Tuesday, May 26, 2015

No more post till I'm finished the book

Here is a teaser. Currently titled Vegas Fiction , might change it, suggestions welcome.

Snip of Chapter 1. Enjoy

The Flamingo

I awoke in a newly renovated room at the Flamingo to a loud raspy voice that was shouting “Smokey, hey Smokey, Wake up asshole."

I quickly scan the room for an intruder, my hand clenching the hotel phone in case I need a weapon.

“Smokey god damn it, put down the phone, look at me man, I’m alive ….”

That voice is coming from inside my bed, I squeeze the phone tighter. I prop up to get better leverage. Supercharged Alien adrenaline pumping hard. I slowly, carefully with one hand start pulling the sheets off, the other hand clenching the phone straight up and ready to deliver a crushing blow.

Jesus Christ, my penis was speaking to me, the slit was moving with every word. It had tiny teeth, a tong, miniature Ray Ban sunglasses, a tiny fedora, all the while smoking a cigar and blowing smoke rings.

It said. “Smokey, what are we going to do about this. It’s Vegas man, get on the web and get me some pussy. I want four Chic's, 3 skinny ones and one humongous black fat one?”

My 800 IQ tells me, obviously I’m having some kind of depraved hallucination, a seizure or metal breakdown of some kind, the question is why?

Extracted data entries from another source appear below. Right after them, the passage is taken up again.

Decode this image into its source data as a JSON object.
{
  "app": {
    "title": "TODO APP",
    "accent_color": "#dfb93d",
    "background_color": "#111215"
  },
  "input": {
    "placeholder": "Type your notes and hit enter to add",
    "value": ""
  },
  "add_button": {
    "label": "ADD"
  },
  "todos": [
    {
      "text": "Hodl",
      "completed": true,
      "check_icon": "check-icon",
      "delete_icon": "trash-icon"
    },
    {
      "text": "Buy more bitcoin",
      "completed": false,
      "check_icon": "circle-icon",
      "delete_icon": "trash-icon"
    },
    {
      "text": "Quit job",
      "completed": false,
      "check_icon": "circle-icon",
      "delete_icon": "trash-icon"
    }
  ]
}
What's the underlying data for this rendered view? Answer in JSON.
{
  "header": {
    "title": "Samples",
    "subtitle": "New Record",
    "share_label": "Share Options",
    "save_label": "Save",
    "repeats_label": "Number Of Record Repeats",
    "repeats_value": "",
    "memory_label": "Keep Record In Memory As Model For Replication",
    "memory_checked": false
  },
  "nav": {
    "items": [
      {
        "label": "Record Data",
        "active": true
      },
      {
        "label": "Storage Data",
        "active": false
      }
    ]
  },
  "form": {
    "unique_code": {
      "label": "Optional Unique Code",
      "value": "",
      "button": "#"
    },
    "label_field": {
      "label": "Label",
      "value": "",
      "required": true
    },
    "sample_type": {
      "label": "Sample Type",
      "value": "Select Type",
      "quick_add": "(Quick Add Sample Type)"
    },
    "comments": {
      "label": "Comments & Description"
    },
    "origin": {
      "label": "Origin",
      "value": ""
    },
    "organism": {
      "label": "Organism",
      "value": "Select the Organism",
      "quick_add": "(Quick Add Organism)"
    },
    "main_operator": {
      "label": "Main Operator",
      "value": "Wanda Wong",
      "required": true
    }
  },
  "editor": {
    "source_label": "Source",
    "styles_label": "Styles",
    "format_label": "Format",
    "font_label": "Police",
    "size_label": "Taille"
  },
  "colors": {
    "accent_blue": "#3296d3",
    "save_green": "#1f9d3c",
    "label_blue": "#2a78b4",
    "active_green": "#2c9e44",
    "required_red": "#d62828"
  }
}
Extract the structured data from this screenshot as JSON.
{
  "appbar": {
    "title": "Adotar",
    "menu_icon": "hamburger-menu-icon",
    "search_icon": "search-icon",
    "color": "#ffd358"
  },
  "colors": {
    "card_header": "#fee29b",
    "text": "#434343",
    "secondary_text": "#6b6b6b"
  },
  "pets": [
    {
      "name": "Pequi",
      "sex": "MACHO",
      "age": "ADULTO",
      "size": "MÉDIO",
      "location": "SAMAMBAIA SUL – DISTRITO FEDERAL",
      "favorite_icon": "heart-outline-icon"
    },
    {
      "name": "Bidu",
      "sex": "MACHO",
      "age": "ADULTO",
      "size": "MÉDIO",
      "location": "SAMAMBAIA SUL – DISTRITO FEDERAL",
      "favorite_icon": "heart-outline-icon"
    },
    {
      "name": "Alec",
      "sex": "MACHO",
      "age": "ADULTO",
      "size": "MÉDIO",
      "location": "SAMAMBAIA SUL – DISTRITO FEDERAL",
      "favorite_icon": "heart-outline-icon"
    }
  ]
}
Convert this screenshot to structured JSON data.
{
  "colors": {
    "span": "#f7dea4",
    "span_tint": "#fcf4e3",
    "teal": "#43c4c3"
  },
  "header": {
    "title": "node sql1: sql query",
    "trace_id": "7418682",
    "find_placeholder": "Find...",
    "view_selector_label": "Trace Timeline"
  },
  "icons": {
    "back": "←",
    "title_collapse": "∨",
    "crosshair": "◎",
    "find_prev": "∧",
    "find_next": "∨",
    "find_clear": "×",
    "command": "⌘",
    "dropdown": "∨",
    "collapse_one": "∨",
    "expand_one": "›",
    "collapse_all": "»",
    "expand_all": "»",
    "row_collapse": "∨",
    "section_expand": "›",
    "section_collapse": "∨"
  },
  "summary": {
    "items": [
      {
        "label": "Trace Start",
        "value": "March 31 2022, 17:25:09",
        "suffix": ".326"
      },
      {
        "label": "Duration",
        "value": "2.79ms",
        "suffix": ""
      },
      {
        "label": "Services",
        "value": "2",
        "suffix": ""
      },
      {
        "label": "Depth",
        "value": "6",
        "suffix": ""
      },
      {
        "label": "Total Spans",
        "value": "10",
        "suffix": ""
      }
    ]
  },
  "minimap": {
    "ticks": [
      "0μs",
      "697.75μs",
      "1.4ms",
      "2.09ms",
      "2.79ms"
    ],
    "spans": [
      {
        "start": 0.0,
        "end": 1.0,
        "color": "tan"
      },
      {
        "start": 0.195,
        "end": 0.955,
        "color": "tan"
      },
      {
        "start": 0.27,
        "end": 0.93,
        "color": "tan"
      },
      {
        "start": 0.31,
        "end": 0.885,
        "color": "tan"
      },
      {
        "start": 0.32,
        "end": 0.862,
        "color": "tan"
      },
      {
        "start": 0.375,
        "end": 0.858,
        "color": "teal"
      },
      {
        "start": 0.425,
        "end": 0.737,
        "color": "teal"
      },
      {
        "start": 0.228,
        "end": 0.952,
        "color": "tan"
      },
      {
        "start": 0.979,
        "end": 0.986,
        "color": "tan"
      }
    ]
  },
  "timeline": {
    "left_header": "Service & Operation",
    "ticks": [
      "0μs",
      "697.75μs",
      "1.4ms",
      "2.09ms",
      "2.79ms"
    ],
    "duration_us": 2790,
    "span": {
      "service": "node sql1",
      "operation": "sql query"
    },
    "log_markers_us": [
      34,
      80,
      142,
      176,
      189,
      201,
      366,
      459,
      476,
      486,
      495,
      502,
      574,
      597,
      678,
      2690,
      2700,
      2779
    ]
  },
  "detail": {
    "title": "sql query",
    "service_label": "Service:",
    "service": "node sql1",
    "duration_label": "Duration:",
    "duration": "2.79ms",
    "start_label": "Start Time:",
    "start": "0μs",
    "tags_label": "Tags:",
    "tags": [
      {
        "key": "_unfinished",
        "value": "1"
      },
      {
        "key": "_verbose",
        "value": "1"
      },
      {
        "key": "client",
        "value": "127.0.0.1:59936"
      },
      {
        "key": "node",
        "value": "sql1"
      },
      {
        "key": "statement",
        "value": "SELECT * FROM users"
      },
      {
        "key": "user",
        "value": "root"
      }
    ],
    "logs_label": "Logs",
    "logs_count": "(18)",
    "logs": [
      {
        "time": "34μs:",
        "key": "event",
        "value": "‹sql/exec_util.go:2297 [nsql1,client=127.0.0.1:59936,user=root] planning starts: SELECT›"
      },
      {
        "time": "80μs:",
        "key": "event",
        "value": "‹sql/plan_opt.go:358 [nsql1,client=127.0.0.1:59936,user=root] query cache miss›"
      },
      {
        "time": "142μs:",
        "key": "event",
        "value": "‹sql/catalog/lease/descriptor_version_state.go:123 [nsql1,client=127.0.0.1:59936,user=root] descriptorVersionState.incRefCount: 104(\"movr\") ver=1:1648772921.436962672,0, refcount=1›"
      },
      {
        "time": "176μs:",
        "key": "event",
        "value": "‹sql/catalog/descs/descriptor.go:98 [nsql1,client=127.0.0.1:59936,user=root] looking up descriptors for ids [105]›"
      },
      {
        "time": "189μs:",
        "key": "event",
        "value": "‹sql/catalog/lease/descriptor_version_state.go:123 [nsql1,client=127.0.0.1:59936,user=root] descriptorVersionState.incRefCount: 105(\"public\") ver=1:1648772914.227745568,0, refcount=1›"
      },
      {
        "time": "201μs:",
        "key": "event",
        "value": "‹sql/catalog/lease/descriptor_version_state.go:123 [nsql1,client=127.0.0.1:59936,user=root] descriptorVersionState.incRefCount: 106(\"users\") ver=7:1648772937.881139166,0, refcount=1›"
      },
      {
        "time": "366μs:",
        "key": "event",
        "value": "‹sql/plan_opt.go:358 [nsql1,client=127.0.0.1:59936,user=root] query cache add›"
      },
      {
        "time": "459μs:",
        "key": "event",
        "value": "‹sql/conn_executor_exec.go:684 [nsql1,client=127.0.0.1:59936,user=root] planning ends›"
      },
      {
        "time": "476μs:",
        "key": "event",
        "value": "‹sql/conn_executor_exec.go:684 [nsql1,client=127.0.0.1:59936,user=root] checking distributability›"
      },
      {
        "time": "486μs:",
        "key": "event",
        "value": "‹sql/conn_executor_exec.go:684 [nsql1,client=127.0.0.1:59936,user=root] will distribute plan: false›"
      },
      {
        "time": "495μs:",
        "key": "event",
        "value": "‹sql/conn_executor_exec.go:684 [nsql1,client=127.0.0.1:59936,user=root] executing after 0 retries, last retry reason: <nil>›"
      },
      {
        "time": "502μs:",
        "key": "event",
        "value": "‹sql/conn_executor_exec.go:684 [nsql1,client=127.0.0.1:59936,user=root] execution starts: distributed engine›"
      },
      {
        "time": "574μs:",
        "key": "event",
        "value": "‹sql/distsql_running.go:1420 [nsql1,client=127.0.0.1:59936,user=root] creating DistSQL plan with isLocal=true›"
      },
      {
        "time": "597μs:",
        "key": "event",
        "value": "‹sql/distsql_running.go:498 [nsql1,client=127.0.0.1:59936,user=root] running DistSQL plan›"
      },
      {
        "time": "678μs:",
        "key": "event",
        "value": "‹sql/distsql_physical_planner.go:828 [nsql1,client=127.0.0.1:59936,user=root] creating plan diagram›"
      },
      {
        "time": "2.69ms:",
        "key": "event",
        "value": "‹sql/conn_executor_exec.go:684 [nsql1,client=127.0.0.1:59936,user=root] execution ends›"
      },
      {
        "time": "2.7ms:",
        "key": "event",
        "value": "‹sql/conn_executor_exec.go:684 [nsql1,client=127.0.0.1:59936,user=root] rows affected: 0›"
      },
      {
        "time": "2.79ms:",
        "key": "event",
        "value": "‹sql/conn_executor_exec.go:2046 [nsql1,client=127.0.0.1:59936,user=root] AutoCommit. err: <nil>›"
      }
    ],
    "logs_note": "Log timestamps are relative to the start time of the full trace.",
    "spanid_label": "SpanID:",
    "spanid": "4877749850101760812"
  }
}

I reach for the channel changer and turn on the TV, hoping whatever substance is causing this delusion wears off soon.

“Come on Smokey, talk to me asshole, just a little bit of money for some honey.” It said.

I refuse to look at it, or acknowledge this is actually happening.

“Why don’t you try and strangle me you prick, I will puke straight up onto all four blades of the ceiling fan. Then the centrifugal force will fling your DNA  onto the walls, and if someone gets murdered in this room you got some explaining to do. Spend some of that money on the dresser buddy, get me some Chic's you cheap fucking bastard.” The dick said.

I start watching the movie previews.

“Smokey put the porn channel on, just me and you here, I won’t tell anyone, honest.”

I look down at my dick and say. “Really Man, I'm seven hundred years old. ”

“Oh you’re talking to me now, you pathetic boring piece of shit, our x wife is a billion light years away,the current one, two thousand miles away, what's your problem, what happens in Vegas stays in Vegas. You're a chicken shit, I can’t believe I’m attached to such a loser.” Then it goes into a hysterical laughing fit just as I start feeling light headed, and everything goes dark.

I force my eyes wide open and all I see is black, then flashbacks of traveling on our spaceship at a million times the speed of light. Stars, galaxies, flying past us like fire flies on a dirt road doing 100 miles an hour.

Fuck, it hits me; I forgot my nicotine patch before bed last night.